Launch the dagit UI by going to [http://localhost:3000/](http://localhost:3000/).

You'll see the assets of airbyte, dbt that are created automatically in this demo.

![deployment](/docs/images/deployment.png)

Activate the schedule:

![schedule](/docs/images/schedule.png)

Activate the sensor:

![sensor](/docs/images/sensor.png)

# Interact with dagster

Now you can sit back and watch the [global asset lineage](http://localhost:3000/asset-groups/) trigger based on the schedule and/or sensor trigger.

You'll notice the following behaviours:

1. The airbyte assets will materialize every 30 minutes based on a schedule.

![airbyte](/docs/images/airbyte-assets.png)

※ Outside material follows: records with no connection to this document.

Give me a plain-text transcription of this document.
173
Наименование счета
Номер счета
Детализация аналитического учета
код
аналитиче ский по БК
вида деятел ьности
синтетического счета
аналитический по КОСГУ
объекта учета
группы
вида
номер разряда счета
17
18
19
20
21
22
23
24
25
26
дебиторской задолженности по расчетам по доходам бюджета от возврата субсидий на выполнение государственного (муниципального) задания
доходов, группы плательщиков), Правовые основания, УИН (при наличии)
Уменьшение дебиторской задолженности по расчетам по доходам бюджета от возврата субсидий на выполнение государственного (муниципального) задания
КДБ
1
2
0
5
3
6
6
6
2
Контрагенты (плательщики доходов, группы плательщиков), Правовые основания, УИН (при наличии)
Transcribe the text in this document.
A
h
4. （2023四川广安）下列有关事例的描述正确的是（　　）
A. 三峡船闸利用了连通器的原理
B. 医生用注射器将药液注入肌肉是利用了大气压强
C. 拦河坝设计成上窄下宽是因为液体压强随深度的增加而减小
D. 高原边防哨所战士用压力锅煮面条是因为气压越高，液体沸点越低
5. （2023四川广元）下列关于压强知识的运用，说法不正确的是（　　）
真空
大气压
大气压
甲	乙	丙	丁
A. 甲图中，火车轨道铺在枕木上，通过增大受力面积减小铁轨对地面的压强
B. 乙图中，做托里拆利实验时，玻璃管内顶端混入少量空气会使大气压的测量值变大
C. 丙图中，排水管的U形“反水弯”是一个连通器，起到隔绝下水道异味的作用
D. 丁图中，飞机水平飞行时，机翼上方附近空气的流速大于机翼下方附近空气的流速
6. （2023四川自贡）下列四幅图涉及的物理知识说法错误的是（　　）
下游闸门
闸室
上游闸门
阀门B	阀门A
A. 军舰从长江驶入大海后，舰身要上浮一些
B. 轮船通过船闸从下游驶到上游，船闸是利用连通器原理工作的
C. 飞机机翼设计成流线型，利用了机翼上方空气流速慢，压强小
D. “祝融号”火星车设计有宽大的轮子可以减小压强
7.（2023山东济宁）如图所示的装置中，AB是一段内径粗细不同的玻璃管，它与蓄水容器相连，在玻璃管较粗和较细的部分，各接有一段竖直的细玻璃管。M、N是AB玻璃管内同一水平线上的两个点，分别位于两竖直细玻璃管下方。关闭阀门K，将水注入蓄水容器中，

2. The two dbt projects [dbt_project_1](./stargazer/dbt_project_1/) and [dbt_project_2](./stargazer/dbt_project_2/), are now seen as part of the same global asset lineage in dagster without any separation between dbt projects.

![dbt-projects](/docs/images/dbt-projects.png)

3. `mart_gh_cumulative` will materialize every 5 minutes because it's dbt model [mart_gh_cumulative.sql](stargazer/dbt_project_2/models/mart/mart_gh_cumulative.sql) has a freshness policy of `dagster_freshness_policy={"maximum_lag_minutes": 5}`. This in turn will also trigger the airbyte assets to be materialized first.

![5-minute-freshness](/docs/images/5-minute-freshness.png)

4. `mart_gh_join` and `mart_gh_stargazer`: by 09:00 AM UTC, these assets should incorporate all data up to 9 hours before that time. This is because a dbt project-level configuration has been set for [project 1](stargazer/dbt_project_1/dbt_project.yml) and [project 2](stargazer/dbt_project_2/dbt_project.yml) with a freshness policy of `maximum_lag_minutes: 540` and `cron_schedule: "0 9 * * *"`.

![9am-freshness](/docs/images/9am-freshness.png)